Nesta contenta, tem uma vertente que considera que na prática, a política comercial é dominada basicamente pelas questões vinculadas à distribuição de renda. Ou seja, não existiria uma estrutura analítica ideal que orientasse as políticas, mas sim, uma variedade de ideias. Assim, no campo estrito da política, a teoria do eleitor mediano seria um bom parâmetro para se entender a dinâmica da política comercial. Numa esfera mais ampla, o conceito de ação coletiva seria outro mecanismo bastante valioso.
Se saíssemos do âmbito teórico, ou mesmo prático-teórico, e observássemos a trajetória da política comercial das últimas décadas, perceberíamos duas situações curiosas. De um lado, os países desenvolvidos adotando baixíssimas tarifas e/ou cotas. E, do outro, os países não desenvolvidos ou em desenvolvidos, ainda tendo estes instrumentos como elementos muito importantes para suas políticas comerciais.
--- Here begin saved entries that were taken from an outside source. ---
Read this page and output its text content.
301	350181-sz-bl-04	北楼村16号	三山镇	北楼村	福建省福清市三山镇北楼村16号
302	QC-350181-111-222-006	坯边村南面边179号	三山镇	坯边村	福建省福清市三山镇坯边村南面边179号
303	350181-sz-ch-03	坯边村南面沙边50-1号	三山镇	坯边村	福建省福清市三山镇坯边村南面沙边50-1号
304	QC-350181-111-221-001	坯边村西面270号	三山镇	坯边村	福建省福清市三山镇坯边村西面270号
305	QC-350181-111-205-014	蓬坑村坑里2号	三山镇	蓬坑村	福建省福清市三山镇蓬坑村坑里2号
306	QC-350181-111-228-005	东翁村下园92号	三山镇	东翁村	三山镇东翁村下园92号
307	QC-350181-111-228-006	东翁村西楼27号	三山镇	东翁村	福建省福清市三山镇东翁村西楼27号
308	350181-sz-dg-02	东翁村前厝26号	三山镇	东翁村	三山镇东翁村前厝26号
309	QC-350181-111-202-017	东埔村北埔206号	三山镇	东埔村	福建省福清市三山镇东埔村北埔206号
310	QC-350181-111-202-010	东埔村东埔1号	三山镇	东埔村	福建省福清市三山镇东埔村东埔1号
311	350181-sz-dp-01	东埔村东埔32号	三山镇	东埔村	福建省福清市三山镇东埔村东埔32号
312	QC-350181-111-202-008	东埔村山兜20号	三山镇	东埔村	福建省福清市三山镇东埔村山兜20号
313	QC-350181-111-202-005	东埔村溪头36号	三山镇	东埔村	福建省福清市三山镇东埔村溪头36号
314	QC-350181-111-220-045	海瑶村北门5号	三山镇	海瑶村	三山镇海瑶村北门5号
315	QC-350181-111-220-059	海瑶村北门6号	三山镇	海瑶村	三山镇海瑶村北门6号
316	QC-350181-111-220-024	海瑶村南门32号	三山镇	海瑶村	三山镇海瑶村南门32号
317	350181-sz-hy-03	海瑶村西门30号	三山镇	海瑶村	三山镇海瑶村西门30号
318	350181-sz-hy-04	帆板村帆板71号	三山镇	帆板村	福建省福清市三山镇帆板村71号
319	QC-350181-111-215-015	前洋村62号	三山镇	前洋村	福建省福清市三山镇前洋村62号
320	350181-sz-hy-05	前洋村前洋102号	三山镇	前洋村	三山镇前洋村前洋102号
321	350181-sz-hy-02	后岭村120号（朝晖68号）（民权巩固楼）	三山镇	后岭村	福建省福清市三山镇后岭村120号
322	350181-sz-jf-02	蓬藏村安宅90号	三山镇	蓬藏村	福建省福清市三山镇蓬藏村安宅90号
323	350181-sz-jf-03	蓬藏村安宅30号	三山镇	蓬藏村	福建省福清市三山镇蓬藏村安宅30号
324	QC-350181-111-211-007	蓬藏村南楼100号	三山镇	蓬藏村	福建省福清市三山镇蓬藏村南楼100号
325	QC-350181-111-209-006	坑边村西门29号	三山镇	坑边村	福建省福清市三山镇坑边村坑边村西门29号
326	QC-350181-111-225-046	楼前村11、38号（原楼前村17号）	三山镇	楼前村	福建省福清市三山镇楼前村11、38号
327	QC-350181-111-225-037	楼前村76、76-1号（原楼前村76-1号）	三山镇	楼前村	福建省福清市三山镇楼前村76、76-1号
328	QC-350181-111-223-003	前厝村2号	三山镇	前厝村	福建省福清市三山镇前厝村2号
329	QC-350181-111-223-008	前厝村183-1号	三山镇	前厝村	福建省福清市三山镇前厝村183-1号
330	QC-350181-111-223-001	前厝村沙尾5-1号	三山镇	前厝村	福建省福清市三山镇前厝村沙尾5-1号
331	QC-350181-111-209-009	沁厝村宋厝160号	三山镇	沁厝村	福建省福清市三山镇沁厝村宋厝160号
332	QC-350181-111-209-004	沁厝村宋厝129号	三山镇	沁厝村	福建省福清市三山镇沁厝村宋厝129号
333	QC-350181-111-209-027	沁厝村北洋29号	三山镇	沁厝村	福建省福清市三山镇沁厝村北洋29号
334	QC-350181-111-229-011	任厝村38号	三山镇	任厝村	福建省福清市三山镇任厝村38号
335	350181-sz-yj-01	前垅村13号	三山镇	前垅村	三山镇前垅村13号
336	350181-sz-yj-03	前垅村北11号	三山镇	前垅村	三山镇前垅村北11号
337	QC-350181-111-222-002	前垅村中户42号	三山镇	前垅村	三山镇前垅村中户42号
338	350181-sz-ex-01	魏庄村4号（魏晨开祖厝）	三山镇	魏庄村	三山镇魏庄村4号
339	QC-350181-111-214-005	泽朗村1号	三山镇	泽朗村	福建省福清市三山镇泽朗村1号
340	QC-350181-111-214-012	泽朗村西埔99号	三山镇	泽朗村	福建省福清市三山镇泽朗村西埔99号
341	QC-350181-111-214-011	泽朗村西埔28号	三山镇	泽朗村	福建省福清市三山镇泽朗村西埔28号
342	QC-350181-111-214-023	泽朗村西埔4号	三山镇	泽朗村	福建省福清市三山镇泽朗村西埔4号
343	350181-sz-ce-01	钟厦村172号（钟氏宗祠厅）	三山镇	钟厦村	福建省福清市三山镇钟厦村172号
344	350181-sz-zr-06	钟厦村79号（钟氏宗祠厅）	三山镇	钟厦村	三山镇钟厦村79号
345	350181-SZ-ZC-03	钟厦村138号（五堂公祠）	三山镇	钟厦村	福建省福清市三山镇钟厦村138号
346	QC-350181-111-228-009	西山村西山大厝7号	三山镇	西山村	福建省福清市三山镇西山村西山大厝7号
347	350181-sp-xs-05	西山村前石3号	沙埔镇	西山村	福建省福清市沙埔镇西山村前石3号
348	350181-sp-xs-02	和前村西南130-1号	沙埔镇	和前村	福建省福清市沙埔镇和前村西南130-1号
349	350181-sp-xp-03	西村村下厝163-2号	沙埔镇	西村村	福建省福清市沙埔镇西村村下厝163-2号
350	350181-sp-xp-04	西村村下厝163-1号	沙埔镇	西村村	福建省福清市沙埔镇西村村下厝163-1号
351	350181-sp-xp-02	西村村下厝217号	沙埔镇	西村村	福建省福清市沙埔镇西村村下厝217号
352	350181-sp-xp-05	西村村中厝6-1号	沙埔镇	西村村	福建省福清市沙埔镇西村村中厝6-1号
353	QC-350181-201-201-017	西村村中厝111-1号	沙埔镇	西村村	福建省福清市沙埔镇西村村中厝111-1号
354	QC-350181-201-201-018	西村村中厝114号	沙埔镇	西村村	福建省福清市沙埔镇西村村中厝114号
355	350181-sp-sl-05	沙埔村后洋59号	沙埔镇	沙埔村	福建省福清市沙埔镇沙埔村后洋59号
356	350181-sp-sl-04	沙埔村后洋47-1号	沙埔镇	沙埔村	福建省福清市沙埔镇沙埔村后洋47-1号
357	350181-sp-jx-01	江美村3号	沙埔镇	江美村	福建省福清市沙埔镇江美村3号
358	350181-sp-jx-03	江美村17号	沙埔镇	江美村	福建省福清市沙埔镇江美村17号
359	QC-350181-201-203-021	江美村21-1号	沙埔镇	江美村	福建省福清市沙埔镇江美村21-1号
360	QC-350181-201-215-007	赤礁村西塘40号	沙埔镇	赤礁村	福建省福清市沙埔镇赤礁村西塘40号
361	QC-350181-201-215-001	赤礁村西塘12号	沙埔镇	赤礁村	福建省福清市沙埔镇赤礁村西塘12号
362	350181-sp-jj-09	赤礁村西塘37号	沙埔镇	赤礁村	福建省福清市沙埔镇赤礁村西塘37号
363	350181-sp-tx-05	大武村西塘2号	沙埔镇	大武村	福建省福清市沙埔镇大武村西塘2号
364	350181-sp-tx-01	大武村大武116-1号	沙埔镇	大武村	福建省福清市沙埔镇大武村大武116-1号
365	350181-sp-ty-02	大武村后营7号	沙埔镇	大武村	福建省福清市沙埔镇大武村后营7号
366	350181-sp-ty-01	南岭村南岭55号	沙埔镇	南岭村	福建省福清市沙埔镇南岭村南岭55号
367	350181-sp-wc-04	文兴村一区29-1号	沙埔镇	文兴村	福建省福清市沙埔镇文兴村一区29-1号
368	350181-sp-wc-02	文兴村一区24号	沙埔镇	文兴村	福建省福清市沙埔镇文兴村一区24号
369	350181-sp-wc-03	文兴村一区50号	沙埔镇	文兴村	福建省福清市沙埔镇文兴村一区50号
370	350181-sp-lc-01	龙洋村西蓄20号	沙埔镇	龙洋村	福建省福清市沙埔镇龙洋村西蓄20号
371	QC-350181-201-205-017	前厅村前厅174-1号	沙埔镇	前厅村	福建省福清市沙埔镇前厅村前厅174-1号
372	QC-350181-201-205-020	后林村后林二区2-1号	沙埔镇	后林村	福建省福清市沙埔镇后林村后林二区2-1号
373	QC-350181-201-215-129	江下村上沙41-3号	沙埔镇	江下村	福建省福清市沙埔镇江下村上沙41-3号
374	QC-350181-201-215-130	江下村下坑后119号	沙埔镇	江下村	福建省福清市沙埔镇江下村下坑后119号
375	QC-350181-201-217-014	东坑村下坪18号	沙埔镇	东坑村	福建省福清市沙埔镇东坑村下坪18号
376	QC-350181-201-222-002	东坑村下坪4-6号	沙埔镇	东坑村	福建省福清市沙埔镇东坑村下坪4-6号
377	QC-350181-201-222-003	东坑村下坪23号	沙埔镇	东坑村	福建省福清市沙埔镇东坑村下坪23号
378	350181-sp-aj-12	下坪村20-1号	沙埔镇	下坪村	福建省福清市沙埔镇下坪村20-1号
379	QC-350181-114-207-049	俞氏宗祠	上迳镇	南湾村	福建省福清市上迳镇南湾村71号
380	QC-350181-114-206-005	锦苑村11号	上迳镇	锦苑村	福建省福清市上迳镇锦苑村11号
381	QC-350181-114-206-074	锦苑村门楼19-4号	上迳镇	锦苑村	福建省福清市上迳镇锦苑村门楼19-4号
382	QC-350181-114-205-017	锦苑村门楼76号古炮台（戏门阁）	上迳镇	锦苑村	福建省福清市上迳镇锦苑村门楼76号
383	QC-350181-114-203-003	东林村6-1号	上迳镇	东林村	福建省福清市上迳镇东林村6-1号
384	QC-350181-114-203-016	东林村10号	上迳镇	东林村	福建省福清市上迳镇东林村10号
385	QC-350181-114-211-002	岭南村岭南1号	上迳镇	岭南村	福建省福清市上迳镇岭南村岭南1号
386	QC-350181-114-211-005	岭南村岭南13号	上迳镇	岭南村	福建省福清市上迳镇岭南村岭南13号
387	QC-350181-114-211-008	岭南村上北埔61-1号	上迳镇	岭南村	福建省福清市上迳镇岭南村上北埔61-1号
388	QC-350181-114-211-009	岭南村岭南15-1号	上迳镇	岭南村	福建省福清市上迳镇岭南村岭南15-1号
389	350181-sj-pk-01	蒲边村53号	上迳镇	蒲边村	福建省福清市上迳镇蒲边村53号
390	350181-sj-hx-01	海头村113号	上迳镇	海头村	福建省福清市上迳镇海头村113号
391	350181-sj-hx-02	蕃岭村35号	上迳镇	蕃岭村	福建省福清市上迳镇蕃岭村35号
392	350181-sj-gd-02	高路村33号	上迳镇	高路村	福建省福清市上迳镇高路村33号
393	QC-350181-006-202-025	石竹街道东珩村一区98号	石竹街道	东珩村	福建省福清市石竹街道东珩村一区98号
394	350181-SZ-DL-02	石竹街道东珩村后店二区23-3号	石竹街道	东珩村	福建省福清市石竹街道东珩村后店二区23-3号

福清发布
Por esse motivo, o fato da nossa presidenta ter usado o expediente das tarifas reflita esta situação, o que levantou a ira impiedosa dos governos do centro de poder econômico e político mundial, a exemplo das manifestações agressivas dos burocratas do governo dos Estados Unidos.
O importante, neste caso, é que o aumento das tarifas de cem produtos produtos importados pode ser analisado por várias dimensões, desde as mais abstratas, por intermédio do uso das ferramentas analíticas disponíveis, até as dimensões referentes a questão da distribuição de renda, ou mesmo os aspectos econômicos do dia a dia dos agentes econômicos.